Wenn du daher die Worte des Herrn vernimmst: „Und ich, wenn ich erhöht sein werde von der Erde, will Alles zu mir ziehen“, so wisse, daß er hier durch den Ausdruck Alles eigentlich nicht die Vorbilder des alten Bundes oder die Weissagungen, die Wunder und Zeichen oder die Elemente, welche bei seinem Tod erschüttert wurden, bezeichnen wollte, wie einige Heilige in ihrer Auslegung meinten, die sie übrigens in sehr gelehrter Weise zu begründen suchten; noch auch bloß alle verschiedenen Gattungen der Menschen, als da sind die Juden, die Griechen, die Römer und andere; sondern er wollte darunter wirklich alle Menschen im Ganzen und Einzelnen verstanden wissen. Dieses geht klar aus der griechischen Urschrift hervor, in welcher man ausdrücklich liest: „Ich will Alle zu mir ziehen.“ (Joh. 12,32)

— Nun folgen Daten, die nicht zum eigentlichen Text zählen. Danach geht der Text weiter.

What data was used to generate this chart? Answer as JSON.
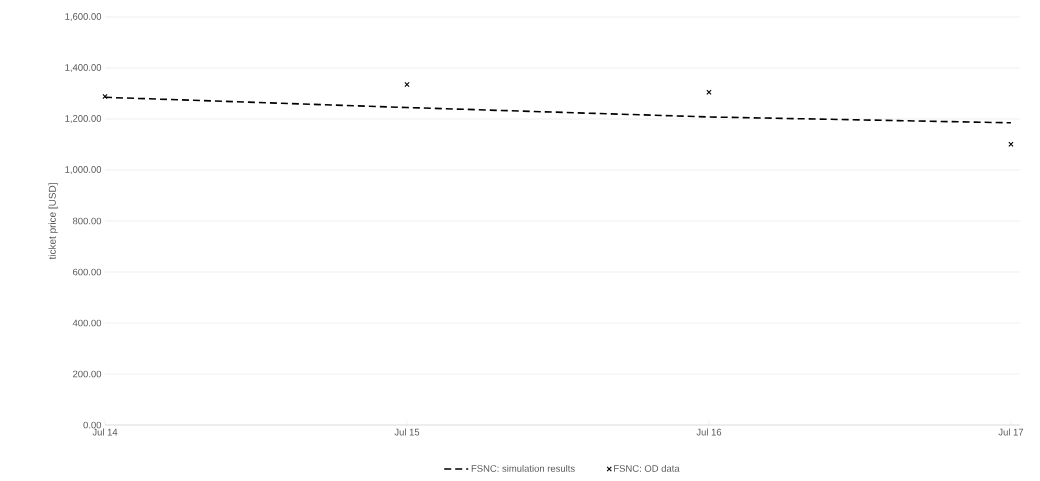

Wie aber wird es je zur Wahrheit, daß Christus, als er am Kreuz starb, wirklich alle Menschen, und zwar, wie gesagt, im Einzelnen genommen, zu sich gezogen habe? Dies ist es, was du gegenwärtig genauer zu verstehen suchen musst, um jene wichtigen Folgerungen dir zu bilden, welche zweifelsohne zum großen Nutzen deiner Seele sich daraus entnehmen lassen.

Bitte also den Herrn, daß er sich würdige, dir seine Gnade zu verleihen, damit du es recht verstehst.

Erwäge, wie ganz wahr der Herr gesprochen, als er sagte, daß er durch seinen Tod (…) alle Menschen, im Einzelnen genommen, zu sich ziehen würde.

Denn nachdem der Teufel der Herrschaft, welche er einst über die Menschen besaß, entkleidet und Christus damit ausgerüstet war (wie wir in der vorher gehenden Betrachtung nachgewiesen haben); so entstand daraus die notwendige Folge, daß alle Menschen einzeln genommen Christus dem Herrn angehören mussten, – wenn nicht der Tat nach (wegen der hartnäckigen Widersetzlichkeit, welche Viele von ihnen sich zu Schulden kommen ließen), so doch wenigstens dem Recht nach.

Dies ist die Lösung des oben vorgebrachten Bedenkens. Nichts desto weniger scheint es schwer begreiflich, wie Christus mit so unbedingten Worten sich rühmen konnte, daß er alle Menschen zu sich ziehen werde, während er doch wußte, daß so viele, obgleich aus ihrem eigenen Willen, sich sträuben würden, zu ihm zu gehen, und folglich von ihm wohl gestraft, aber nicht angezogen werden würden.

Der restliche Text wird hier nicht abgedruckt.